I'm new to LSTM. Now I have a task about destination prediction of online car-hailing, each order is the basic unit of the dataset, and the following are the features:
feature_1: GPS trajectories. Like
T = {t1, t2, ..., tn}, ti = (longitude i, latitude i). Each order will have a different length of trajectory. It has been vectorized and normalized in the preprocessing stage. And then I use padding to unify the lengths of vectors.
feature_2: Anonymous feature D. 1D nonsequential data. Each order has only a few of these features D (e.g. D1, D2, D3, which can be considered as 3 dimensions). They can reflect the characteristics of the order.
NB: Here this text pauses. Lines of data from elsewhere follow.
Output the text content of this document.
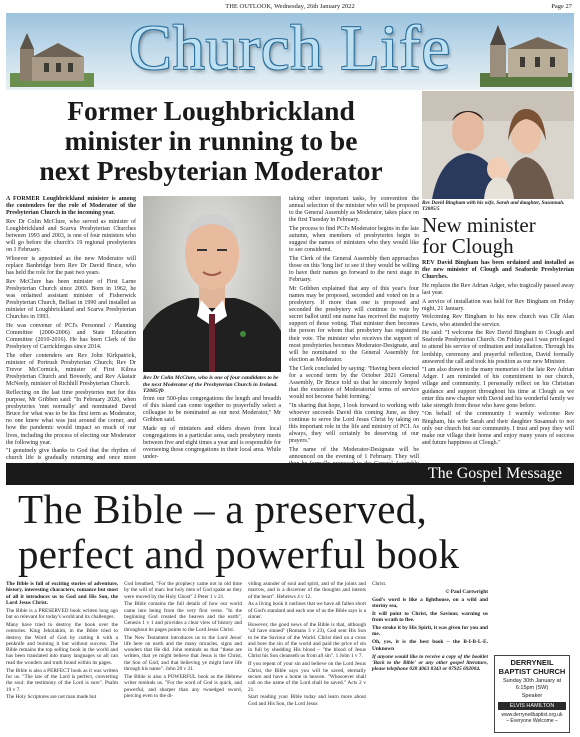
THE OUTLOOK, Wednesday, 26th January 2022	Page 27
Church Life
Former Loughbrickland
minister in running to be
next Presbyterian Moderator

A FORMER Loughbrickland minister is among the contenders for the role of Moderator of the Presbyterian Church in the incoming year.

Rev Dr Colin McClure, who served as minister of Loughbrickland and Scarva Presbyterian Churches between 1993 and 2003, is one of four ministers who will go before the church's 19 regional presbyteries on 1 February.

Whoever is appointed as the new Moderator will replace Banbridge born Rev Dr David Bruce, who has held the role for the past two years.

Rev McClure has been minister of First Larne Presbyterian Church since 2003. Born in 1962, he was ordained assistant minister of Fisherwick Presbyterian Church, Belfast in 1990 and installed as minister of Loughbrickland and Scarva Presbyterian Churches in 1993.

He was convener of PCI's Personnel / Planning Committee (2000-2006) and State Education Committee (2010-2016). He has been Clerk of the Presbytery of Carrickfergus since 2014.

The other contenders are Rev John Kirkpatrick, minister of Portrush Presbyterian Church; Rev Dr Trevor McCormick, minister of First Kilrea Presbyterian Church and Boveedy, and Rev Alastair McNeely, minister of Richhill Presbyterian Church.

Reflecting on the last time presbyteries met for this purpose, Mr Gribben said: "In February 2020, when presbyteries 'met normally' and nominated David Bruce for what was to be his first term as Moderator, no one knew what was just around the corner, and how the pandemic would impact so much of our lives, including the process of electing our Moderator the following year.

"I genuinely give thanks to God that the rhythm of church life is gradually returning and once more

Rev Dr Colin McClure, who is one of four candidates to be the next Moderator of the Presbyterian Church in Ireland. T2085/fb

taking other important tasks, by convention the annual selection of the minister who will be proposed to the General Assembly as Moderator, takes place on the first Tuesday in February.

The process to find PCI's Moderator begins in the late autumn, when members of presbyteries begin to suggest the names of ministers who they would like to see considered.

The Clerk of the General Assembly then approaches those on this 'long list' to see if they would be willing to have their names go forward to the next stage in February.

Mr Gribben explained that any of this year's four names may be proposed, seconded and voted on in a presbytery. If more than one is proposed and seconded the presbytery will continue to vote by secret ballot until one name has received the majority support of those voting. That minister then becomes the person for whom that presbytery has registered their vote. The minister who receives the support of most presbyteries becomes Moderator-Designate, and will be nominated to the General Assembly for election as Moderator.

The Clerk concluded by saying: "Having been elected for a second term by the October 2021 General Assembly, Dr Bruce told us that he sincerely hoped that the extension of Moderatorial terms of service would not become 'habit forming.'

"In sharing that hope, I look forward to working with whoever succeeds David this coming June, as they continue to serve the Lord Jesus Christ by taking on this important role in the life and ministry of PCI. As always, they will certainly be deserving of our prayers."

The name of the Moderator-Designate will be announced on the evening of 1 February. They will

Rev David Bingham with his wife, Sarah and daughter, Susannah. T2085/5
New minister
for Clough

REV David Bingham has been ordained and installed as the new minister of Clough and Seaforde Presbyterian Churches.

He replaces the Rev Adrian Adger, who tragically passed away last year.

A service of installation was held for Rev Bingham on Friday night, 21 January.

Welcoming Rev Bingham to his new church was Cllr Alan Lewis, who attended the service.

He said: "I welcome the Rev David Bingham to Clough and Seaforde Presbyterian Church. On Friday past I was privileged to attend his service of ordination and installation. Through his lordship, ceremony and prayerful reflection, David formally answered the call and took his position as our new Minister.

"I am also drawn to the many memories of the late Rev Adrian Adger. I am reminded of his commitment to our church, village and community. I personally reflect on his Christian guidance and support throughout his time at Clough as we enter this new chapter with David and his wonderful family we take strength from those who have gone before.

"On behalf of the community I warmly welcome Rev Bingham, his wife Sarah and their daughter Susannah to not only our church but our community. I trust and pray they will make our village their home and enjoy many years of success and future happiness at Clough."

The Gospel Message
The Bible – a preserved,
perfect and powerful book

The Bible is full of exciting stories of adventure, history, interesting characters, romance but most of all it introduces us to God and His Son, the Lord Jesus Christ.

The Bible is a PRESERVED book written long ago but so relevant for today's world and its challenges.

Many have tried to destroy the book over the centuries. King Jehoiakim, in the Bible tried to destroy the Word of God by cutting it with a penknife and burning it but without success. The Bible remains the top selling book in the world and has been translated into many languages so all can read the wonders and truth found within its pages.

The Bible is also a PERFECT book as it was written for us. "The law of the Lord is perfect, converting the soul: the testimony of the Lord is sure". Psalm 19 v 7.

The Holy Scriptures are not man made but

God breathed, "For the prophecy came not in old time by the will of man: but holy men of God spake as they were moved by the Holy Ghost" 2 Peter 1 v 21.

The Bible contains the full details of how our world came into being from the very first verse. "In the beginning God created the heaven and the earth", Genesis 1 v 1 and provides a clear view of history and throughout its pages points to the Lord Jesus Christ.

The New Testament introduces us to the Lord Jesus' life here on earth and the many miracles, signs and wonders that He did. John reminds us that "these are written, that ye might believe that Jesus is the Christ, the Son of God; and that believing ye might have life through his name". John 20 v 31.

The Bible is also a POWERFUL book as the Hebrew writer reminds us. "For the word of God is quick, and powerful, and sharper than any twoedged sword, piercing even to the di-

viding asunder of soul and spirit, and of the joints and marrow, and is a discerner of the thoughts and intents of the heart". Hebrews 4 v 12.

As a living book it outlines that we have all fallen short of God's standard and each one of us the Bible says is a sinner.

However, the good news of the Bible is that, although "all have sinned" (Romans 3 v 23), God sent His Son to be the Saviour of the World. Christ died on a cross and bore the sin of the world and paid the price of sin in full by shedding His blood – "the blood of Jesus Christ his Son cleanseth us from all sin". 1 John 1 v 7.

If you repent of your sin and believe on the Lord Jesus Christ, the Bible says you will be saved, eternally secure and have a home in heaven. "Whosoever shall call on the name of the Lord shall be saved." Acts 2 v 21.

Start reading your Bible today and learn more about God and His Son, the Lord Jesus

Christ.

© Paul Cartwright

God's word is like a lighthouse, on a wild and stormy sea,

It will point to Christ, the Saviour, warning us from wrath to flee.

The stroke it by His Spirit, it was given for you and me.

Oh, yes, it is the best book – the B-I-B-L-E. Unknown

If anyone would like to receive a copy of the booklet 'Back to the Bible' or any other gospel literature, please telephone 028 4063 8343 or 07925 692004.

DERRYNEIL BAPTIST CHURCH
Sunday 30th January at 6:15pm (SW)
Speaker
ELVIS HAMILTON
www.derryneilbaptist.org.uk
– Everyone Welcome –

from our 500-plus congregations the length and breadth of this island can come together to prayerfully select a colleague to be nominated as our next Moderator," Mr Gribben said.

Made up of ministers and elders drawn from local congregations in a particular area, each presbytery meets between five and eight times a year and is responsible for overseeing those congregations in their local area. While under-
feature_3~x: Other nonsequential features. Such as pick-up location & time and number of POIs(Point of Interest) near pick-up point. Each order has only one feature of each of them.
The details of the task are entering the first 50%, 70%, 90% of the trajectory and predicting the destination, I want to input the trajectory data(feature_1) into BiLSTM, then I want to explore the influence of feature_2 on the experimental results. Feature 3~x are the other auxiliary features.
How should I design the BiLSTM model to achieve the goal?
One idea I see is to concatenate BiLSTM directly with other features after BiLSTM training, and finally put it into softmax classifier through several dense layers. However, that doesn't seem to emphasize the role of feature_2...